Book Review- LET THEM LEAD: Unexpected Lessons in Leadership from America’s Worst High School Hockey Team


How do you turn the worst team in sports into one of the best within a few seasons?

This book chronicles the journey of coach John Bacon who took the head coaching job of his alta mater the Ann Arbor Huron High School River Rats in 2000 amidst the 0-22-3 record, the worst in America. In only three years, he turned around this team to achieve a 17-4-5, the best in school history and in the top echelon of sports. This is done with the similar cast of players that have underachieved thus far. The book talks through the lessons Bacon utilized to bring the best in his team and taught them lessons they can use later in life.

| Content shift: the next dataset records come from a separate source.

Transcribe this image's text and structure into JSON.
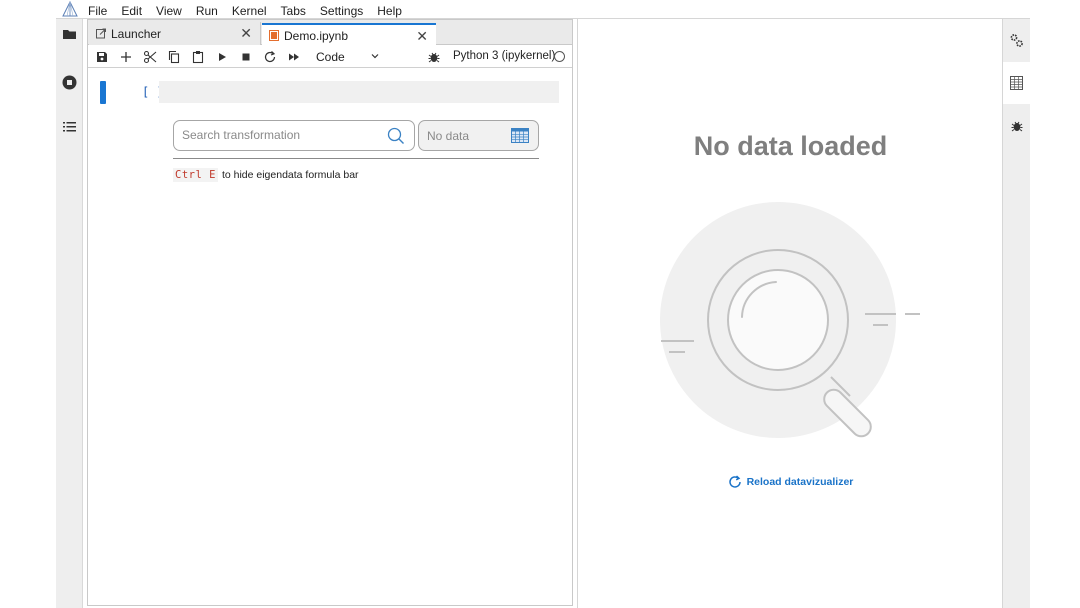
{
  "menu": {
    "items": [
      "File",
      "Edit",
      "View",
      "Run",
      "Kernel",
      "Tabs",
      "Settings",
      "Help"
    ]
  },
  "left_sidebar": {
    "icons": [
      "folder-icon",
      "running-stop-icon",
      "toc-list-icon"
    ]
  },
  "tabs": [
    {
      "label": "Launcher",
      "icon": "launcher-icon",
      "active": false
    },
    {
      "label": "Demo.ipynb",
      "icon": "notebook-icon",
      "active": true
    }
  ],
  "toolbar": {
    "cell_type": "Code",
    "kernel_name": "Python 3 (ipykernel)"
  },
  "cell": {
    "prompt": "[ ]:"
  },
  "transform": {
    "search_placeholder": "Search transformation",
    "data_label": "No data",
    "hint_key": "Ctrl E",
    "hint_text": "to hide eigendata formula bar"
  },
  "data_panel": {
    "title": "No data loaded",
    "reload_label": "Reload datavizualizer"
  },
  "colors": {
    "accent": "#1976d2",
    "link": "#1a73c8",
    "title_gray": "#7f7f7f"
  }
}
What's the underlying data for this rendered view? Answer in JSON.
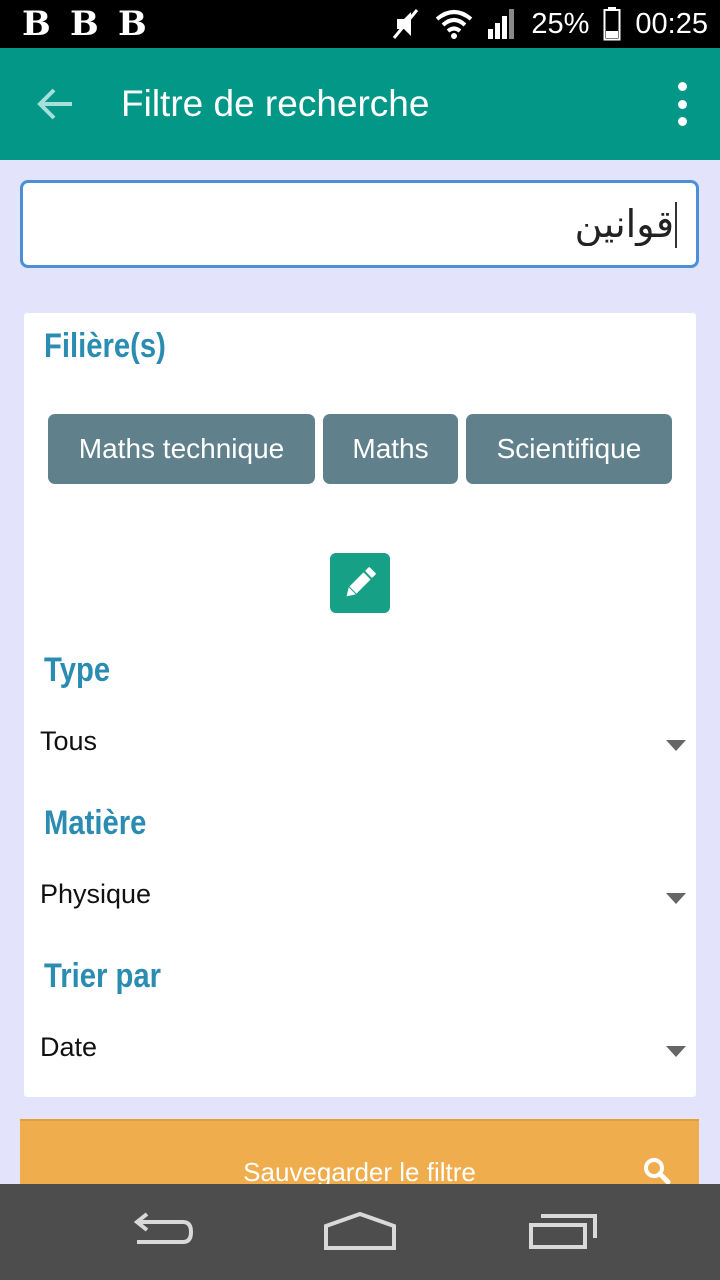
{
  "status_bar": {
    "notification_icons": [
      "b-app-icon",
      "b-app-icon",
      "b-app-icon"
    ],
    "notification_glyph": "B",
    "battery": "25%",
    "time": "00:25"
  },
  "app_bar": {
    "title": "Filtre de recherche"
  },
  "search": {
    "value": "قوانين"
  },
  "filters": {
    "filieres_title": "Filière(s)",
    "filieres": [
      "Maths technique",
      "Maths",
      "Scientifique"
    ],
    "type_title": "Type",
    "type_value": "Tous",
    "matiere_title": "Matière",
    "matiere_value": "Physique",
    "sort_title": "Trier par",
    "sort_value": "Date"
  },
  "save_button": {
    "label": "Sauvegarder le filtre"
  },
  "colors": {
    "app_bar": "#029787",
    "section_title": "#2b8cb1",
    "chip": "#60808c",
    "edit_button": "#16a085",
    "save_button": "#f0ad4e",
    "background": "#e3e4fb"
  }
}
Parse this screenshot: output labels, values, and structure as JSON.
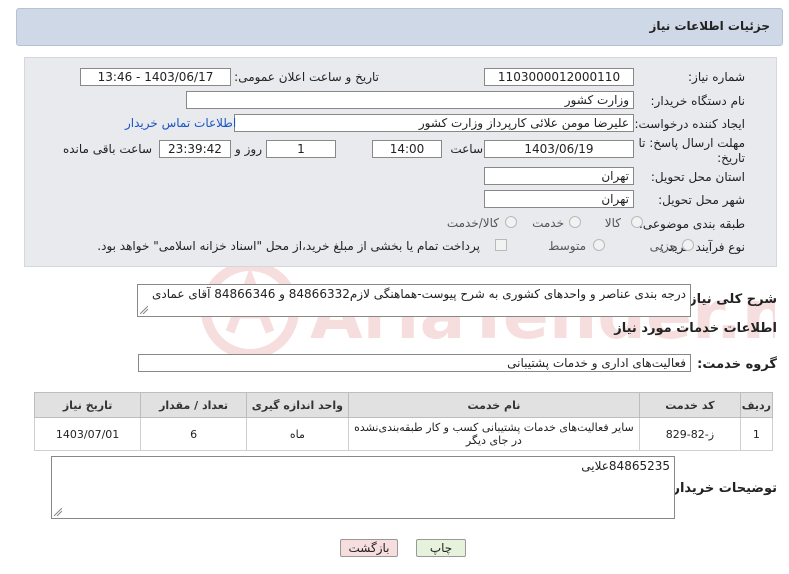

What are some of those lessons?

  1. Set high expectation: People want to achieve something great and aiming high means you’re serious.
  2. Make it hard to be part of the team to make it special: This is quite counter-intuitive at first but I love this principle. Making things hard instill pride and togetherness in the group. We see this same principle among the elite special forces and any top sports teams.
  3. Helpful to have middle managers that team initially trust to speed up the process: Turnaround process is hard. Make sure you identify someone in the rank who knows the players/employees and can communicate your message in a more trustworthy and personal manner.
  4. Let the team set their own goals and how to achieve them: Having people set their own goals give them the autonomy to challenge for better and people usually take on that challenge and run with it. Done well, they will step up and exceed your expectation.
  5. Make things fair, keep the discipline but allow for exception: Fairness of the rule and discipline create clear expectation of excellence. However, some flexibility should be reserved for specific deserved cases.
  6. Know that the ultimate goal is more than the wins and the losses: Life is more than the immediate results. Showing the team things that can be gleaned can help bond them together.
  7. Care and trust the team to make them trust you: Creating that trust is so important and it starts with the leader taking time and effort to show they care and trust the team first.
  8. It takes everyone to build and maintain the culture: Build the right culture demands that everyone in the organization contribute in their capacity, not just selected group.

An underdog story is always fun to root for but it is fascinating to glean the lessons from such achievement. If a team can be turned around in such a short time so drastically, there are ways to replicate that in almost all situation and this teaches me some things I’ll remember to implement.